Baylor College of Medicine, Houston, TX 77030, USA.
J Viral Hepat. 2010 Jan;17(1):1-15. doi: 10.1111/j.1365-2893.2009.01245.x. Epub 2009 Dec 9.
Detection of occult hepatitis B requires assays of the highest sensitivity and specificity with a lower limit of detection of less than 10 IU/mL for hepatitis B virus (HBV) DNA and <0.1 ng/mL for hepatitis B surface antigen (HBsAg). This covert condition is relatively common in patients with chronic hepatitis C virus (HCV) that seems to exert some influence on the replicative capacity and latency of HBV. Detection of virus-specific nucleic acid does not always translate into infectivity, and the occurrence of primer-generated HBV DNA that is of partial genomic length in immunocompetent individuals who have significant levels of hepatitis B surface antibody (anti-HBs) may not be biologically relevant. Acute flares of alanine aminotransferase (ALT) that occur during the early phase of therapy for HCV or ALT levels that remain elevated at the end of therapy in biochemical nonresponders should prompt an assessment for occult hepatitis B. Similarly, the plasma from patients with chronic hepatitis C that is hepatitis B core antibody (anti-HBc) positive (+/-anti-HBs at levels of <100 mIU/mL) should be examined for HBV DNA with the most sensitive assay available. If a liver biopsy is available, immunostaining for hepatitis B surface antigen (HBsAg) and hepatitis B core antigen (HBcAg) should be contemplated and a portion of the sample tested for HBV DNA. This is another reason for optimal collection of a specimen (e.g. two passes with a 16-guage needle under ultrasound guidance). Transmission of HBV to immunosuppressed orthotopic liver transplant recipients by donors with occult hepatitis B (OHB) will continue to occupy the interests of the transplant hepatologist. As patients with OHB may have detectable HBV DNA in serum, peripheral blood mononuclear cells (PBMC) and/or liver that can be reactivated following immunosuppression or intensive cytotoxic chemotherapy, the patient needs to be either monitored or treated depending on the pretreatment serological results such as an isolated anti-HBc reaction or a detectable HBV DNA.

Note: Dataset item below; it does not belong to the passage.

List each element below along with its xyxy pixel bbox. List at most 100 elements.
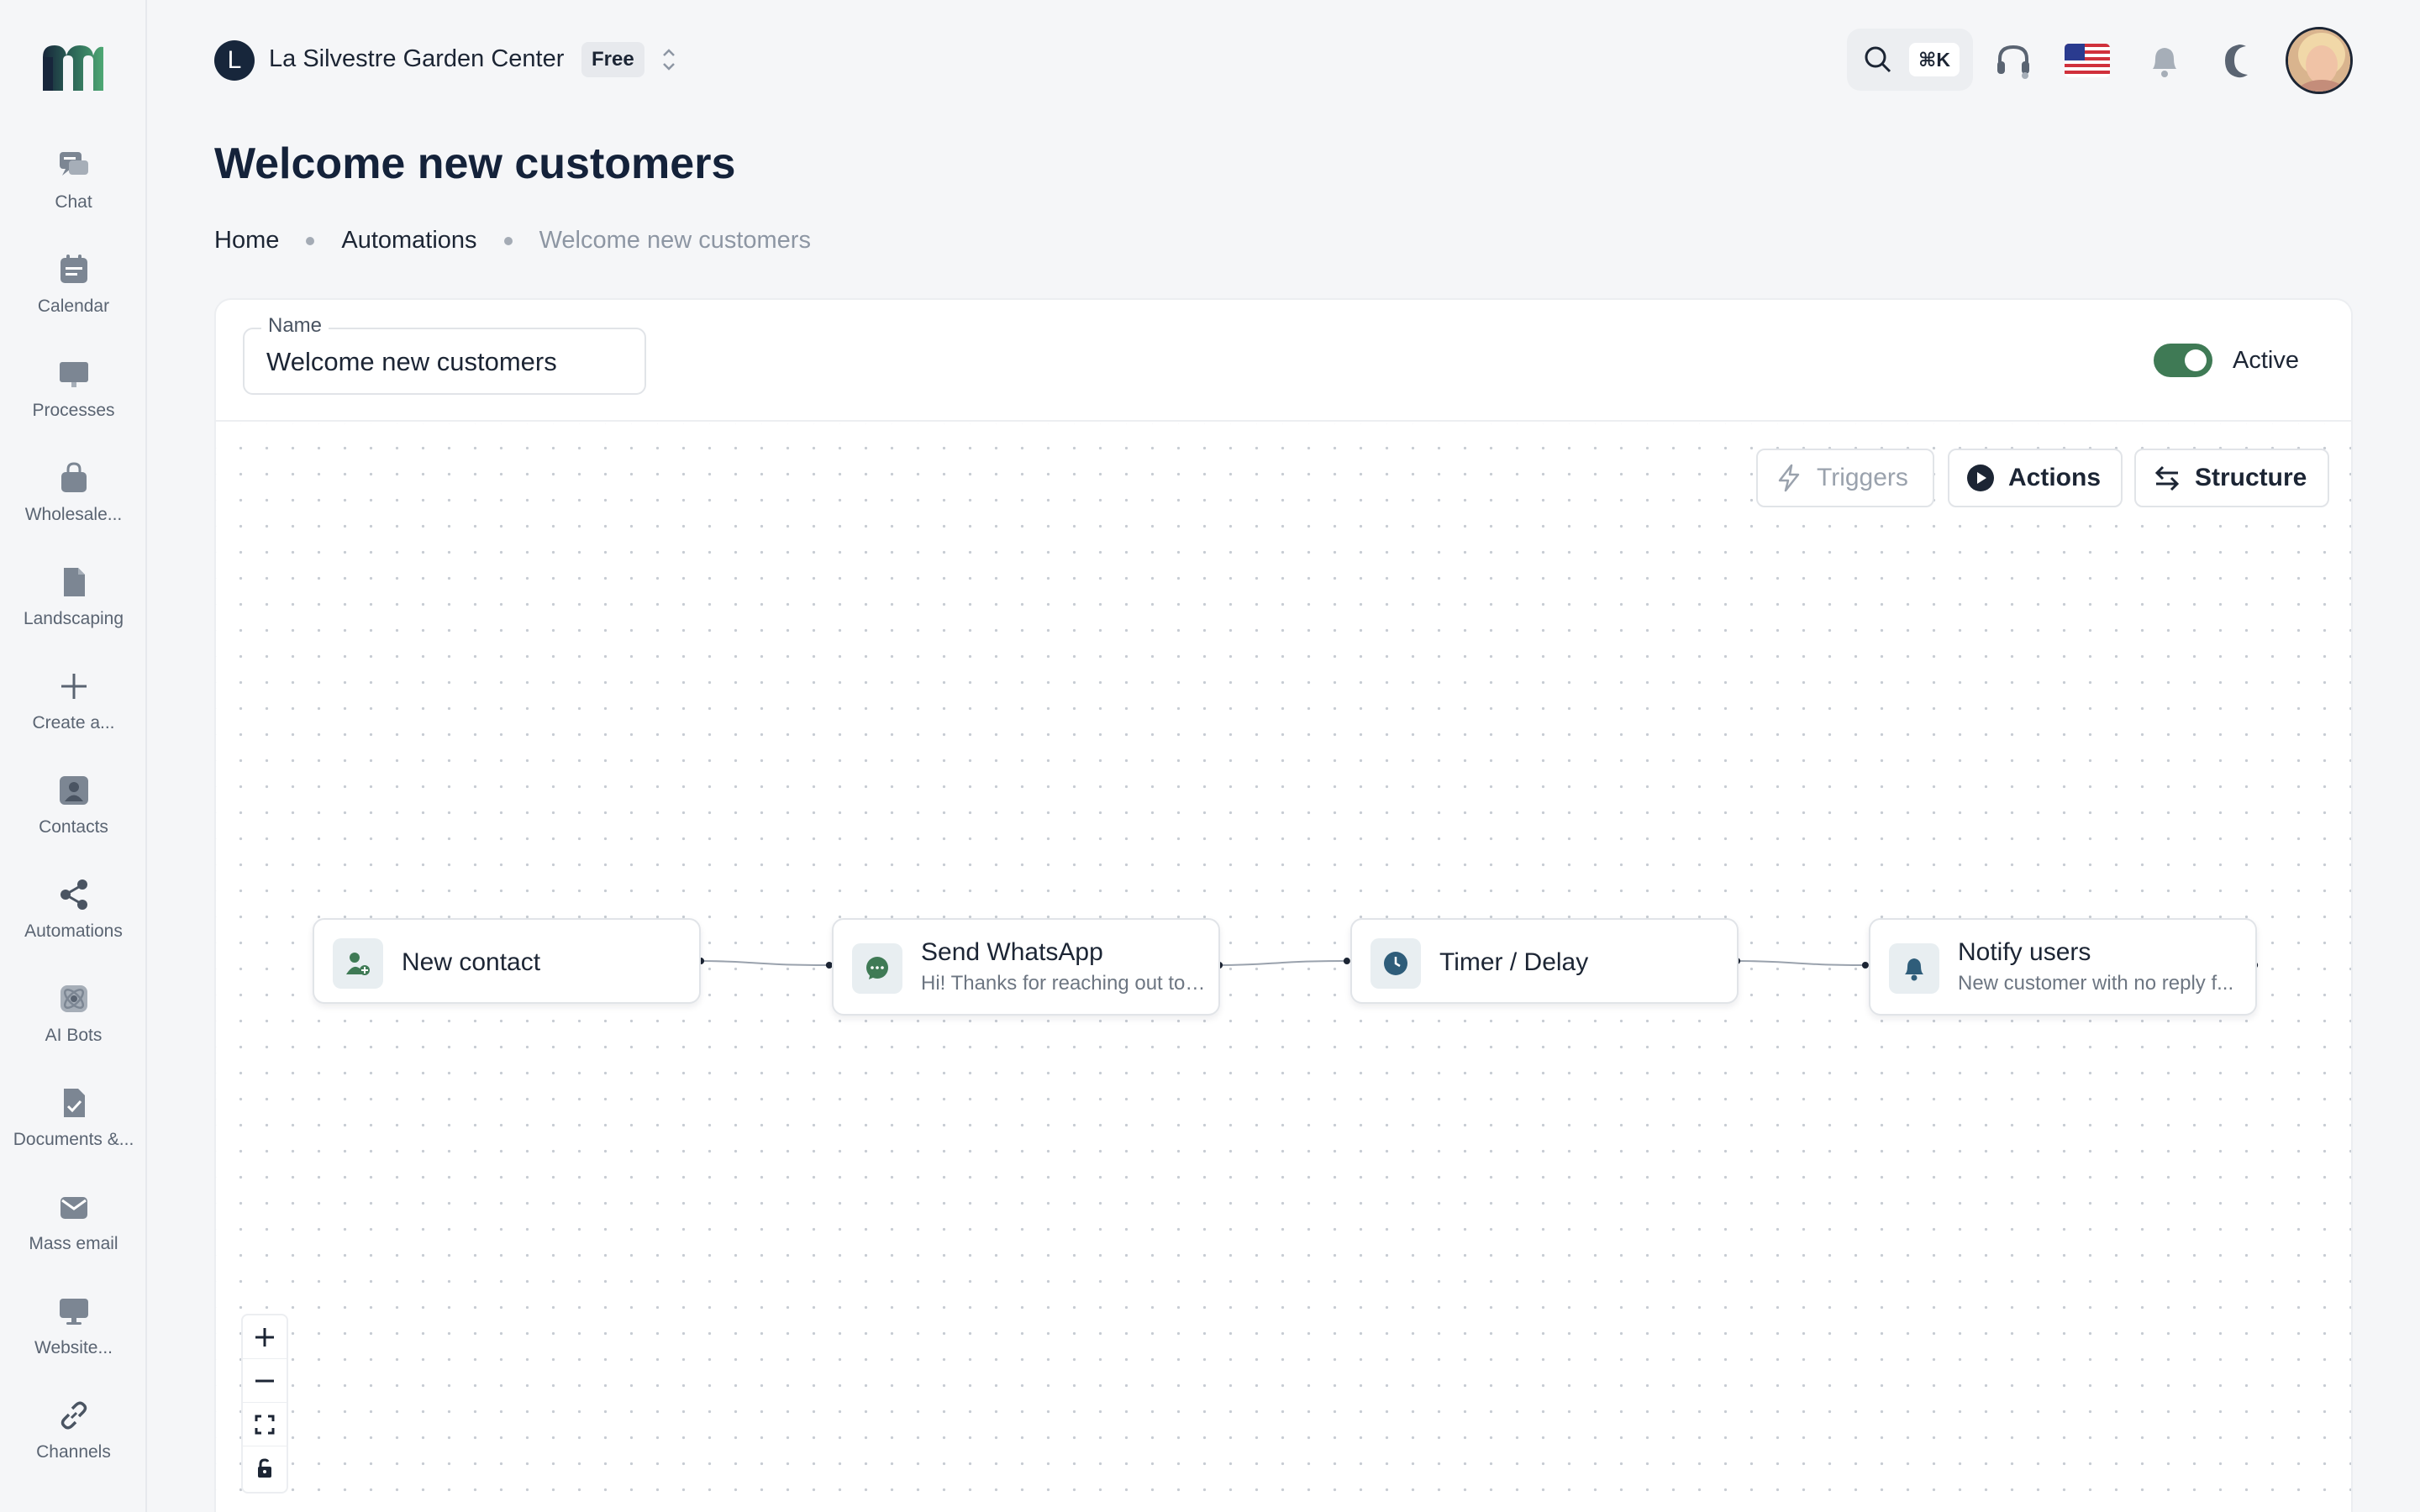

隐匿性乙型肝炎的检测需要使用最高灵敏度和特异性的检测方法,乙型肝炎病毒 (HBV) DNA 的检测下限应<10IU/mL,乙型肝炎表面抗原 (HBsAg) 的检测下限应<0.1ng/mL。这种隐匿性感染在慢性丙型肝炎病毒 (HCV) 患者中相对常见,似乎对 HBV 的复制能力和潜伏性有一定影响。病毒特异性核酸的检测并不总是意味着具有传染性,在具有大量乙型肝炎表面抗体 (抗-HBs) 的免疫功能正常个体中,可能会出现部分基因组长度的引物生成 HBV DNA,这可能在生物学上并不相关。在 HCV 治疗的早期阶段,丙氨酸氨基转移酶 (ALT) 出现急性升高,或在生化无应答者治疗结束时 ALT 水平仍升高,应提示进行隐匿性乙型肝炎评估。同样,慢性丙型肝炎患者的血浆,如果乙型肝炎核心抗体 (抗-HBc) 阳性 (+/-抗-HBs 水平<100mIU/mL),应使用最敏感的检测方法检测 HBV DNA。如果有肝活检标本,应考虑对乙型肝炎表面抗原 (HBsAg) 和乙型肝炎核心抗原 (HBcAg) 进行免疫染色,并对部分标本进行 HBV DNA 检测。这也是优化标本采集的另一个原因(例如在超声引导下使用 16 号针进行两次穿刺)。隐匿性乙型肝炎供体向免疫抑制原位肝移植受者传播乙型肝炎病毒 (HBV) 将继续引起移植肝病学家的关注。由于隐匿性乙型肝炎患者的血清、外周血单核细胞 (PBMC) 和/或肝脏中可能存在可检测到的 HBV DNA,在免疫抑制或强化细胞毒性化疗后可能会被重新激活,因此需要根据预处理血清学结果(如单独的抗-HBc 反应或可检测到的 HBV DNA)对患者进行监测或治疗。